The Writing Journey

If you are reading this blog, there is a likelihood that you are interested in writing, bored or just plain eccentric. If, like me, you have been sucked into a passion for writing, I’m hoping that my Sunday Blogs will provide some commonality on what can be a solitary preoccupation.

The World Wide Wait is heaving with sites examining writing from every possible angle – so it seems – and countless portals offering sure fire secrets to success in every area of writing, publishing and selling the fruits of your creative labours. But what I was unable to find when I set out upon my scribbling journey many moons ago was information on what not to do, and more to the point, what to expect if I followed the traditional advice. How, I wondered, does everyone else seem to move smoothly through the gears, whereas I always end up banging my head against a brick wall? Well, the reality – as I found out – is not to believe what I read. There are no short cuts to success. There aren’t even any long cuts.

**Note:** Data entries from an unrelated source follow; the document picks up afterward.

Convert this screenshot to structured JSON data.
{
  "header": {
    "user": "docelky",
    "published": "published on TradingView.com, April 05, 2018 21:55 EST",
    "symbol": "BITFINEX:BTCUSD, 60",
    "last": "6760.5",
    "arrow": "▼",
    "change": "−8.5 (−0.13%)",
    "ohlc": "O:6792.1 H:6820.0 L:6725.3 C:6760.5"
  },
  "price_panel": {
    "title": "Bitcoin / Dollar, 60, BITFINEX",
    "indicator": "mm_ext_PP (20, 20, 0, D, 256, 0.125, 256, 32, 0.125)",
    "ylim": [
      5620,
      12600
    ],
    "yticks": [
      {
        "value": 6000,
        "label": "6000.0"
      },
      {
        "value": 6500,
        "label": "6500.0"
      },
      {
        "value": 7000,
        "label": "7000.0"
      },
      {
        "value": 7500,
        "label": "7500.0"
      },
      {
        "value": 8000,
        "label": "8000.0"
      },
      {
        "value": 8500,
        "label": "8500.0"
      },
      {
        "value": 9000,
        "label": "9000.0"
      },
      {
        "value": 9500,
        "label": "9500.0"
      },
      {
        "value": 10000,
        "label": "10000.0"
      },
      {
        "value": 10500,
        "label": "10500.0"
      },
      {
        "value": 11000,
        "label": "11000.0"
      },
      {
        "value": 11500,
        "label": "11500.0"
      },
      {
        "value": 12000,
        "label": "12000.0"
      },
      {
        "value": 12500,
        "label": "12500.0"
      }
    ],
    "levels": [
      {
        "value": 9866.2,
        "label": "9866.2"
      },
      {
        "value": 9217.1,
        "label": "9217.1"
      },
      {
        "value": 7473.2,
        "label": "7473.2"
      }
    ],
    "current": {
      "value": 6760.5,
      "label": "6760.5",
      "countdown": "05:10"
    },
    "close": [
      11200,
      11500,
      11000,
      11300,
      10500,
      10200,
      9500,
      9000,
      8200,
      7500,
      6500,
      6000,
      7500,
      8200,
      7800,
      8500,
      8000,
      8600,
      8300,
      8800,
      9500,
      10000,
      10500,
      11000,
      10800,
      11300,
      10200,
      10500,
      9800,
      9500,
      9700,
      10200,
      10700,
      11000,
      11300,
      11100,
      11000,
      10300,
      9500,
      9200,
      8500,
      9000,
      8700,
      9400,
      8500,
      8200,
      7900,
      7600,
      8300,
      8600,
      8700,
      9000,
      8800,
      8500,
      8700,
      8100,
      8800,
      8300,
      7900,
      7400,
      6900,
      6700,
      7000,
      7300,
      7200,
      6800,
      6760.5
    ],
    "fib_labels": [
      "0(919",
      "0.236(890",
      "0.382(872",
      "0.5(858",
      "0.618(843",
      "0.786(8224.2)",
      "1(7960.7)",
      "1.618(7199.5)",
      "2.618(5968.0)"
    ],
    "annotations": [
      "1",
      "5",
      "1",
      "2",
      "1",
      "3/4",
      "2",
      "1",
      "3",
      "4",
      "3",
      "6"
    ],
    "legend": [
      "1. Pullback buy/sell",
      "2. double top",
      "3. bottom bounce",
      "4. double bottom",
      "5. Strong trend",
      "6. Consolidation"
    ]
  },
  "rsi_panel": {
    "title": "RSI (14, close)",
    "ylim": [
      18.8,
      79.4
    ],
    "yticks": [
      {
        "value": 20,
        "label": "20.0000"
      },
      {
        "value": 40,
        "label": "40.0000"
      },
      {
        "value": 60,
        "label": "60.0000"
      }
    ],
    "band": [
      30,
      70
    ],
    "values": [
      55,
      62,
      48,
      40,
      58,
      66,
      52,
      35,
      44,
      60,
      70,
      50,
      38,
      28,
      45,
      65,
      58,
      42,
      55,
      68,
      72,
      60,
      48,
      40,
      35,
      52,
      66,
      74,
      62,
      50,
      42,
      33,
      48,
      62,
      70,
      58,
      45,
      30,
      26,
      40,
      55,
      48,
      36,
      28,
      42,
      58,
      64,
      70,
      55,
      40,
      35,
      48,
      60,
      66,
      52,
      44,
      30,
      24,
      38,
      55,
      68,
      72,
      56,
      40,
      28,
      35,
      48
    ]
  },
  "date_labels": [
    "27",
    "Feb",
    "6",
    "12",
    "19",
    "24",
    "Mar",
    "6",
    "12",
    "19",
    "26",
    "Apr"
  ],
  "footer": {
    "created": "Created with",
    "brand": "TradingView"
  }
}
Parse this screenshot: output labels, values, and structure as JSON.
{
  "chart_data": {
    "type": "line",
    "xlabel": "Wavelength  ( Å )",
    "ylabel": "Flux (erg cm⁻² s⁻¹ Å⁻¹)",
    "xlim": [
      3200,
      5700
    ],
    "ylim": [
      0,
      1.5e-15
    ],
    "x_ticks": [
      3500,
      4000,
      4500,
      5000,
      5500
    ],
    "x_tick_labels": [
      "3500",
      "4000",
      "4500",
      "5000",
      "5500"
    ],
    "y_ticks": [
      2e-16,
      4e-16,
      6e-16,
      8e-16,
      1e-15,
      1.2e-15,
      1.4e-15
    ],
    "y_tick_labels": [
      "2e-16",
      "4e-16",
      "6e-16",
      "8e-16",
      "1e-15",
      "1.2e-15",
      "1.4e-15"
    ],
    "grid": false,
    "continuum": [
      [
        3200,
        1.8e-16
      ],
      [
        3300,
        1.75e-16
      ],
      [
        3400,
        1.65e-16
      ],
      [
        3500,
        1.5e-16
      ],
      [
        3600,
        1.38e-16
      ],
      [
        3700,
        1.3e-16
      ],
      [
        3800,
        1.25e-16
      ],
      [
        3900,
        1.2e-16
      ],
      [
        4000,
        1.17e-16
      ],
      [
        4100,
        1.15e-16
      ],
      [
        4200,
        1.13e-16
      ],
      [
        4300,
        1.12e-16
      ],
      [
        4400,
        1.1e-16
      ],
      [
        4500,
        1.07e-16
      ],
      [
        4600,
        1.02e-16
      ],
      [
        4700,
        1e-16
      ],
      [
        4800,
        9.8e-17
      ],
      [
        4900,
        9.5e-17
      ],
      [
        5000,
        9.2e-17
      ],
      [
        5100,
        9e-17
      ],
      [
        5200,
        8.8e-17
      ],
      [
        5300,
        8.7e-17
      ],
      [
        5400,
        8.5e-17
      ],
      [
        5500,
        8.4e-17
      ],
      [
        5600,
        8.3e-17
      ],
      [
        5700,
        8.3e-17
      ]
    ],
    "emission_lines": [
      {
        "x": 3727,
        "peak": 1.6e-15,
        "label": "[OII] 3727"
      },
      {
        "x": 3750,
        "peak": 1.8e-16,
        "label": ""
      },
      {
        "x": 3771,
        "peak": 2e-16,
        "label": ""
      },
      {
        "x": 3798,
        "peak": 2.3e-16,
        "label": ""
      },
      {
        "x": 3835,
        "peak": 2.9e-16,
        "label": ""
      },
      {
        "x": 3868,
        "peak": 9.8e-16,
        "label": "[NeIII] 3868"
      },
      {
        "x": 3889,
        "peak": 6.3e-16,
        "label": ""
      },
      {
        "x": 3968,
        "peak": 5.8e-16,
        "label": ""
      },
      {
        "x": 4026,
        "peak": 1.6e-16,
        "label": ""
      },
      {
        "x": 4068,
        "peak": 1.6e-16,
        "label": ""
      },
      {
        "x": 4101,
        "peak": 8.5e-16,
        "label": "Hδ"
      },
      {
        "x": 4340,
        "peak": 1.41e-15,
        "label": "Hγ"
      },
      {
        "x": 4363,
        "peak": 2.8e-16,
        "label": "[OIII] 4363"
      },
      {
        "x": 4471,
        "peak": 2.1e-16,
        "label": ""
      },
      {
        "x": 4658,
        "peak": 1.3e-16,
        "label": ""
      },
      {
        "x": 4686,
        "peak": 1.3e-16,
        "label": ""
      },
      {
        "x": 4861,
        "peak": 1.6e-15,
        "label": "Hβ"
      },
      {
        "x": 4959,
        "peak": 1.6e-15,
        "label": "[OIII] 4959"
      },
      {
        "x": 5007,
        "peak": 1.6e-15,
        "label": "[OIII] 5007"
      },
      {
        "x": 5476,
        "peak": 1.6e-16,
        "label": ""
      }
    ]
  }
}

Having spent decades on the other side of the fence in a parallel creative industry – much of my life has been spent working at the sharp end of the record industry – I found many similarities and just as many differences. Let’s start with a few similarities. Well, firstly it is important to make sure that your creative work is as good as you can get it before you present it to the industry. And even when you do, don’t assume that you will be judged on your ability and talent. The agent (manager) is in the game to make a living, and the companies he deals with want to shift product, ideally by the truckload. Moreover, they have to be in a buying mode and have funds and resources available. I always used to advise the artists I managed that it made not one jot of difference whether they were the new Beatles, if record companies were looking for another Taylor Swift, their demos would be rejected with hardly a listen. Indeed, rather than being surprised that the Beatles were turned down by every record company except EMI, the surprising thing is that George Martin at EMI had the vision to sign four long haired Liverpudlians at a time when the charts were dominated by solo artists crooning smoochy ballads. And so it is today. Record companies are driven by what the market is buying today and it takes rare vision to invest in something different that might be what the market wants tomorrow. In other words, most companies are staffed by decision makers who want to play safe by following, rather than take a risk and lead. So it is with publishing books. Copycats are good. Originality is bad.

I’ll examine other similarities in coming weeks, but also look at the differences as I recount my experiences over a decade or so developing my writing skills and putting my work in front of readers. So check in every Sunday for more episodes. I can’t claim to offer answers, but at the very least I hope I can help you avoid some of the pitfalls in what is, as I said at the outset, a solitary journey to becoming an author and stocking the shelves of that endangered species – the bookshop.